Parents cannot take their children out of school and on holiday during term-time, according to the Supreme Court's ruling over the ongoing dispute between Jon Platt and his local education authority.

Patrick Campbell, Solicitor and Mediator in our Criminal Defences team, explains what this now means for parents who had previously wished to take their children out of school during term time.


A Costly Family Getaway

When Jon Platt booked a holiday for his 6-year-old daughter during school term time in 2015, he did not expect that he would end up involved in a case that would have a landmark ruling at the Supreme Court.

Strict regulations were previously introduced in 2013 to deter parents from taking their children on holiday during the school term. Along with the regulations came a fixed penalty of £60, which if unpaid would double within 21 days and eventually lead to court action.

Breaking The Rules?

Mr Platt’s local authority – the Isle of Wight Council – claimed he had failed to secure his daughter's regular attendance at school and he was first issued with a fine.

After he refused to pay it, he was prosecuted under the Education Act of 1996 for failing to secure regular attendance. But his lawyers successfully argued that he was able to prove that his daughter had regular attendance, which her school had identified as 92.3%, and the case was thrown out.

The Isle of Wight Council then asked the High Court to clarify what was deemed as regular and it again the Court ruled in Mr Platt's favour, stating that the lower court was right to take into account the wider picture of his daughter's regular attendance record. Unhappy with this outcome, the Council – with the support of the Department for Education – made an appeal to the Supreme Court, arguing that a child's overall attendance is not relevant.

At the centre of the dispute considered by the Supreme Court was the meaning of the words "fails to attend regularly, which are contained within section 444(1) of the Education Act 1996.

The Court found that "regularly" meant "in accordance with the attendance rules", and not "sufficiently often" or "evenly spaced."

The Court ruled that parents cannot take their children on holiday during the term, and Mr Platt's case will now return to the Isle of Wight Magistrates Court.

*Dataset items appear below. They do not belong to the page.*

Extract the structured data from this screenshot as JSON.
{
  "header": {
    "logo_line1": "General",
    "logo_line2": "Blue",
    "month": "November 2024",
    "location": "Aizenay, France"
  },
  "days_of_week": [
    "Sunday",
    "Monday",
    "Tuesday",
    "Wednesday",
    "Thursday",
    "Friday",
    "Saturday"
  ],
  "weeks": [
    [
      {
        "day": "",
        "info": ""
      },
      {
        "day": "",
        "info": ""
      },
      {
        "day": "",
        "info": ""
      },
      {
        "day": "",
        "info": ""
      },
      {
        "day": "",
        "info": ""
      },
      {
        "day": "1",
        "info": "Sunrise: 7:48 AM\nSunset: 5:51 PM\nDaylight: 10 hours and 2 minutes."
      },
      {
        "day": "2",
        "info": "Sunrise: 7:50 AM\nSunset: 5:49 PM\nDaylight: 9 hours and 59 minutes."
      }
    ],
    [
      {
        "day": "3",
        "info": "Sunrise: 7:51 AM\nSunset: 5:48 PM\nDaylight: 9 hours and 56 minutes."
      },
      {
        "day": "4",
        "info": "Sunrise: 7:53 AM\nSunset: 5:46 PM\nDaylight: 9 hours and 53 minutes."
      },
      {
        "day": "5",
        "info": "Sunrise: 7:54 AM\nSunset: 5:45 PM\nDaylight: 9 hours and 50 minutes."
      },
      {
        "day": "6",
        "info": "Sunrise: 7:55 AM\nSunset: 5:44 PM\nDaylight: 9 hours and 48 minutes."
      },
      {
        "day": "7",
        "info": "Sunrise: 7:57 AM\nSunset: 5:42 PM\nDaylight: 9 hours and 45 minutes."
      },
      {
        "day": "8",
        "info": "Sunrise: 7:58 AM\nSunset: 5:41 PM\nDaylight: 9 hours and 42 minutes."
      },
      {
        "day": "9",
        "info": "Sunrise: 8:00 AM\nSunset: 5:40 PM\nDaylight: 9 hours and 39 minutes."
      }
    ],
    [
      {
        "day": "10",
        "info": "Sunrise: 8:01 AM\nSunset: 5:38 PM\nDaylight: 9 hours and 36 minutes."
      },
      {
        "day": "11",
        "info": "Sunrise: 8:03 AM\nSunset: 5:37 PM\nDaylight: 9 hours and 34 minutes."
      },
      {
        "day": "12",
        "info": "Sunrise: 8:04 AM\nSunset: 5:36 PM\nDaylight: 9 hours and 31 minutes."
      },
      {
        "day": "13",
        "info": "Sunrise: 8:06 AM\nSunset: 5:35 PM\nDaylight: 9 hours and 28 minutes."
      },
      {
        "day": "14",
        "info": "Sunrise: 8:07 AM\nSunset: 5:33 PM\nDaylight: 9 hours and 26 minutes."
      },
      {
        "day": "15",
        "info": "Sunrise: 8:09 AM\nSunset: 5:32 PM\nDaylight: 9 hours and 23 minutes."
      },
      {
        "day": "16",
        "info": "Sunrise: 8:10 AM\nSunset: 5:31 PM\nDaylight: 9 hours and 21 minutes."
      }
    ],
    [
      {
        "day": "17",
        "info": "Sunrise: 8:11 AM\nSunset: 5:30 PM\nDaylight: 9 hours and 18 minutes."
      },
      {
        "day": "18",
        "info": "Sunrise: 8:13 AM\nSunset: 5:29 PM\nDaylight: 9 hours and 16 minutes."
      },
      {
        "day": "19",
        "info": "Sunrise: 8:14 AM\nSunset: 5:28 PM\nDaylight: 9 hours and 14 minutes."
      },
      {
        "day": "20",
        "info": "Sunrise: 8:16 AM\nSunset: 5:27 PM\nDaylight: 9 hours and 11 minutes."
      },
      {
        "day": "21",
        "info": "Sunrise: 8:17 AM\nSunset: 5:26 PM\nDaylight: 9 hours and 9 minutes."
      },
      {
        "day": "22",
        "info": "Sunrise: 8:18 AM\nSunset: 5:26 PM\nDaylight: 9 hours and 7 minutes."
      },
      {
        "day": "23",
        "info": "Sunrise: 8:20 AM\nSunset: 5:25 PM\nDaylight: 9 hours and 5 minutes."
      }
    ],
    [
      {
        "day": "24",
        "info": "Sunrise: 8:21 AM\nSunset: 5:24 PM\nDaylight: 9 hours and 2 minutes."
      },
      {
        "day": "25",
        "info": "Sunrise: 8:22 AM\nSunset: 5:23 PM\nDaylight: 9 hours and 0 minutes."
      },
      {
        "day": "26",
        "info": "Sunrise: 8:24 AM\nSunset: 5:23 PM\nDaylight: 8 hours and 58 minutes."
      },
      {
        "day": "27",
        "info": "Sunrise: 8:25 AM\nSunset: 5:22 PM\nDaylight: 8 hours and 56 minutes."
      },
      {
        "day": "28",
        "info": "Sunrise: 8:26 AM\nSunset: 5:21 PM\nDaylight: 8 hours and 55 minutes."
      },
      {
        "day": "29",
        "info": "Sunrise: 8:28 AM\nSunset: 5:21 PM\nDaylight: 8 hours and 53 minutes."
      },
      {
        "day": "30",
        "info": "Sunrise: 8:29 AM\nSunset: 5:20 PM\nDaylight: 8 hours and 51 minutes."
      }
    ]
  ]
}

Lady Hale, the Deputy President of the Supreme Court, said whilst delivering the ruling:

"Unauthorised absences have a disruptive effect, not only on the education of the individual child but also on the work of other pupils."

"If a pupil can be taken out whenever suits the parent, then so can others…Any educational system expects people to keep the rules. Not to do so is unfair to those obedient parents who do keep the rules, whatever the costs or inconvenience to themselves."

Hundreds Of Prosecutions

Local authorities have handed out numerous costly fines to parents over their children's unauthorised absences since 2013, which unsurprisingly has led to an increase in the number of complaints made by families over the charges.

Statistics show the following:

  • A Freedom of Information request made by Simpson Millar last year, and reissued this year, shows that in 2015 – 2016 around 147,655 educational penalty notices were given to parents in the UK, which resulted in £8,859,300 in fines being handed out
  • According to the Ministry of Justice, the number of people who are taken to court over unauthorised absences has exploded in the last 4 years, with 20,000 people now facing prosecutions every year

Commenting on the judgement, Mr Platt vowed to fight the penalty and that he has "no intention of pleading guilty to this offence."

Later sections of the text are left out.